Cada día repetía la misma historia. “Buenos días, abuela, ¿ha dormido usted bien? Le traigo su desayuno, una manzanilla calentita y un cruasán. Soy yo, abuela, Robledín, su nieta, la hija de su hijo Antonio”. No tenía que mirarla para saber que estaba achinando los ojos mientras la observaba de arriba abajo. A ver si hoy hay suerte. 
Unos días con dos o tres fotos se hace la luz en su mente, otros ni con el álbum entero. “Mire, abuela, le he traído unas fotos. Aquí está usted en la escuela donde enseñaba a leer a los niños. También me enseñó a leer a mí, abuela, cuando mamá se fue. ¿Se acuerda? Al cielo, abuela, se fue al cielo. Mire, y aquí está usted con el abuelo el día de su boda. Qué carita de susto tenía usted, apenas le conocía ¿verdad? Soy Robledín, abuela. Sí, su nieta. ¿Se acuerda?”.

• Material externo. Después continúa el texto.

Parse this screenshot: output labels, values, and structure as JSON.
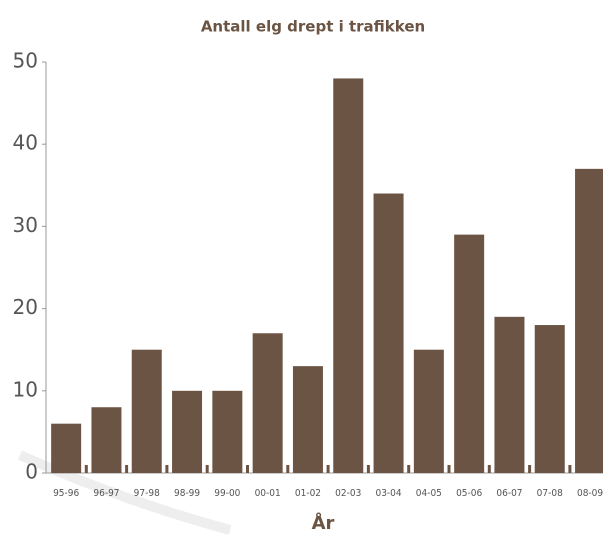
{
  "chart_data": {
    "type": "bar",
    "title": "Antall elg drept i trafikken",
    "x_label": "År",
    "categories": [
      "95-96",
      "96-97",
      "97-98",
      "98-99",
      "99-00",
      "00-01",
      "01-02",
      "02-03",
      "03-04",
      "04-05",
      "05-06",
      "06-07",
      "07-08",
      "08-09"
    ],
    "values": [
      6,
      8,
      15,
      10,
      10,
      17,
      13,
      48,
      34,
      15,
      29,
      19,
      18,
      37
    ],
    "color": "#6b5443",
    "ylim": [
      0,
      50
    ],
    "yticks": [
      0,
      10,
      20,
      30,
      40,
      50
    ],
    "grid": false
  }
}
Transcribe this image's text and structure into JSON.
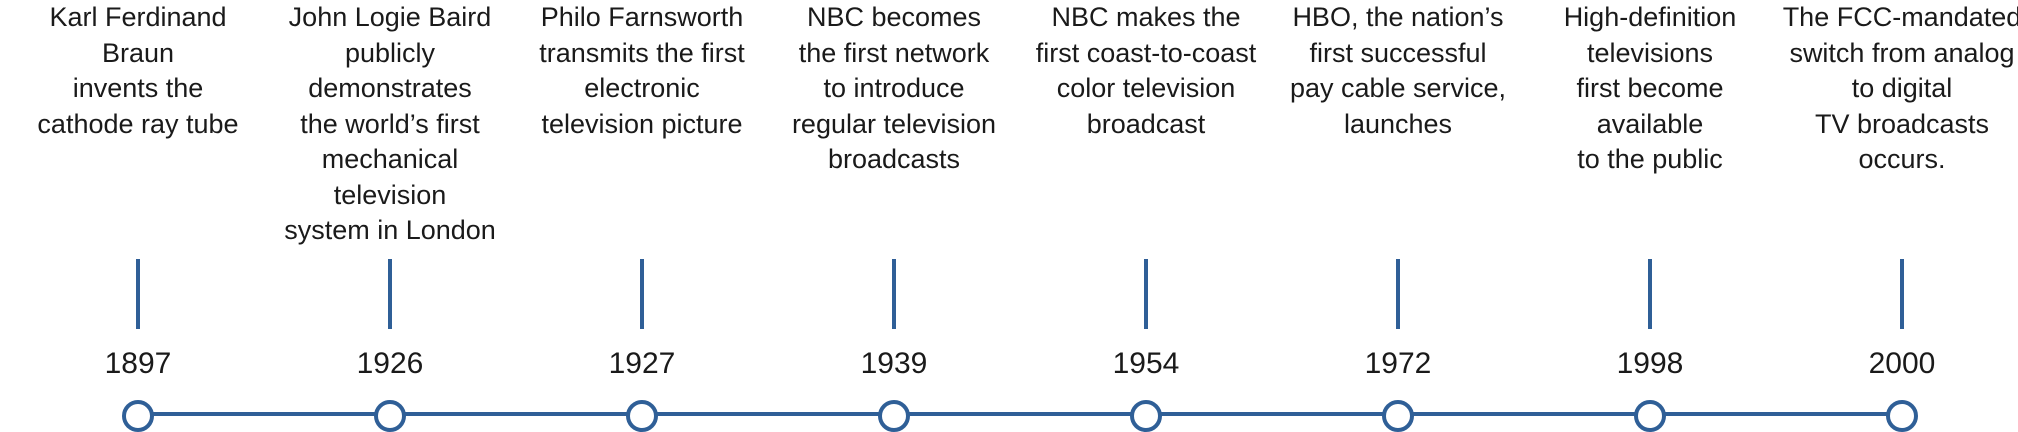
{
  "colors": {
    "line": "#2f5f97",
    "text": "#1a1a1a",
    "background": "#ffffff"
  },
  "events": [
    {
      "year": "1897",
      "description": "Karl Ferdinand Braun\ninvents the\ncathode ray tube"
    },
    {
      "year": "1926",
      "description": "John Logie Baird\npublicly\ndemonstrates\nthe world’s first\nmechanical\ntelevision\nsystem in London"
    },
    {
      "year": "1927",
      "description": "Philo Farnsworth\ntransmits the first\nelectronic\ntelevision picture"
    },
    {
      "year": "1939",
      "description": "NBC becomes\nthe first network\nto introduce\nregular television\nbroadcasts"
    },
    {
      "year": "1954",
      "description": "NBC makes the\nfirst coast-to-coast\ncolor television\nbroadcast"
    },
    {
      "year": "1972",
      "description": "HBO, the nation’s\nfirst successful\npay cable service,\nlaunches"
    },
    {
      "year": "1998",
      "description": "High-definition\ntelevisions\nfirst become\navailable\nto the public"
    },
    {
      "year": "2000",
      "description": "The FCC-mandated\nswitch from analog\nto digital\nTV broadcasts\noccurs."
    }
  ]
}
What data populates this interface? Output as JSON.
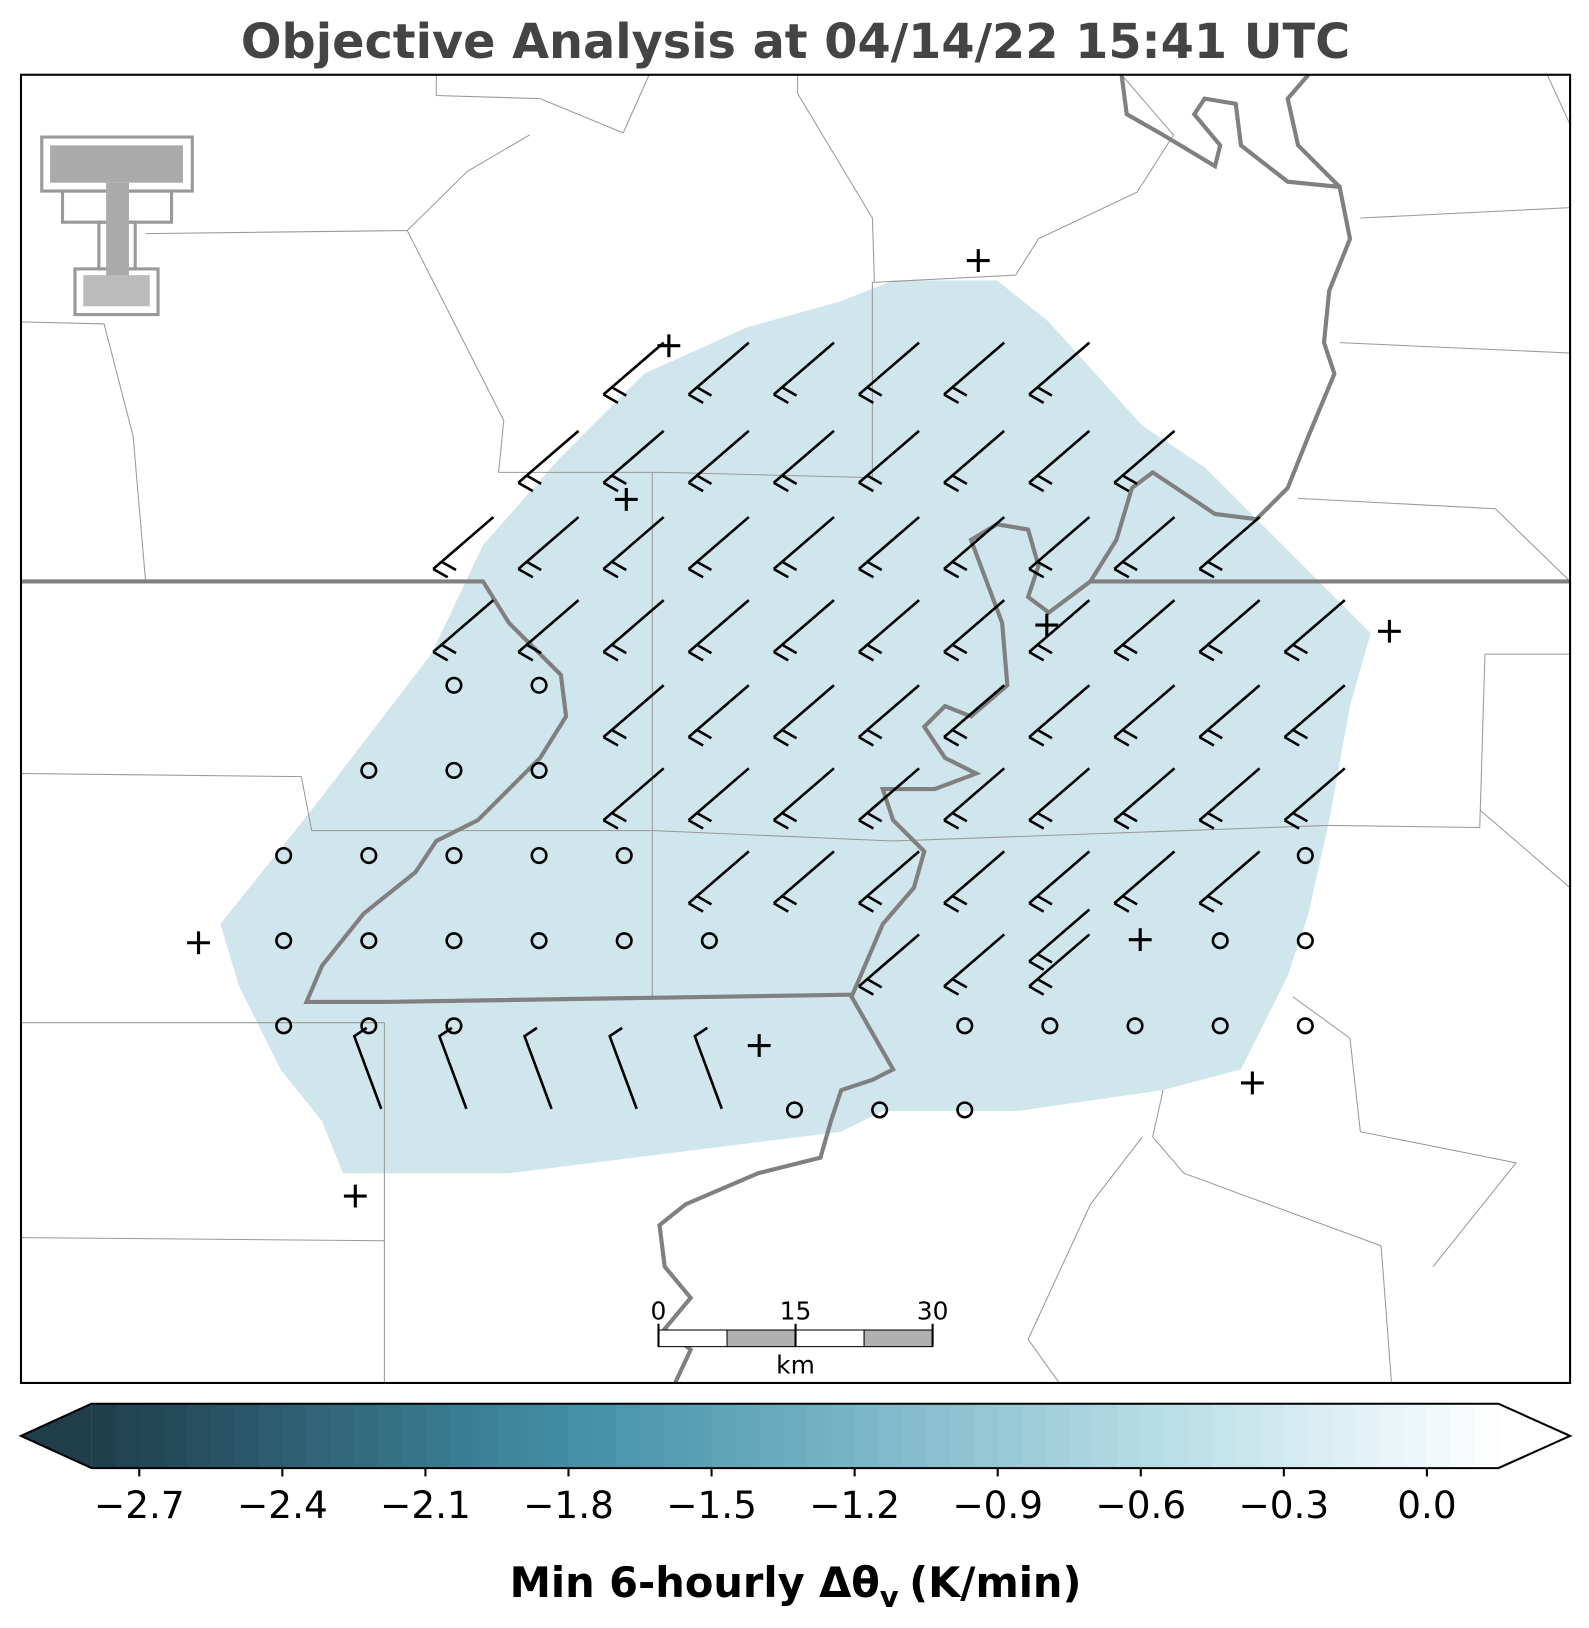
{
  "title": "Objective Analysis at 04/14/22 15:41 UTC",
  "colorbar": {
    "label": "Min 6-hourly Δθ",
    "label_sub": "v",
    "label_unit": "(K/min)",
    "clim": [
      -2.8,
      0.15
    ],
    "ticks": [
      {
        "value": -2.7,
        "label": "−2.7"
      },
      {
        "value": -2.4,
        "label": "−2.4"
      },
      {
        "value": -2.1,
        "label": "−2.1"
      },
      {
        "value": -1.8,
        "label": "−1.8"
      },
      {
        "value": -1.5,
        "label": "−1.5"
      },
      {
        "value": -1.2,
        "label": "−1.2"
      },
      {
        "value": -0.9,
        "label": "−0.9"
      },
      {
        "value": -0.6,
        "label": "−0.6"
      },
      {
        "value": -0.3,
        "label": "−0.3"
      },
      {
        "value": 0,
        "label": "0.0"
      }
    ]
  },
  "scale_bar": {
    "ticks": [
      0,
      15,
      30
    ],
    "unit": "km"
  }
}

Hoy no hay nada que hacer. Hoy no encuentra recuerdos en ese sótano oscuro en el que se ha convertido su memoria. 
Aquella casa se había convertido para Robledín en un lugar de refugio y añoranzas, donde su niñez tras la muerte de su madre quedó arropada por los delicados cuidados de sus abuelos. No recuerda el momento exacto en que todo se vino abajo y, esa terrible enfermedad hizo acto de presencia en sus vidas, cuando dejó de hablar y de sonreír sin que ella entendiera el porqué. Nadie en el mundo la quiso tanto como su abuela, y perderla para ella, representaba el episodio más cruel al que tendría que enfrentarse en esta vida...y era consciente de que eso no tardaría mucho en llegar. 
Robledín se despidió de su abuela, antes de que se pusiera nerviosa, pero volverá mañana. Volverá a repetirle su historia cada día hasta que, por desgracia, ya no tenga que volver a hacerlo.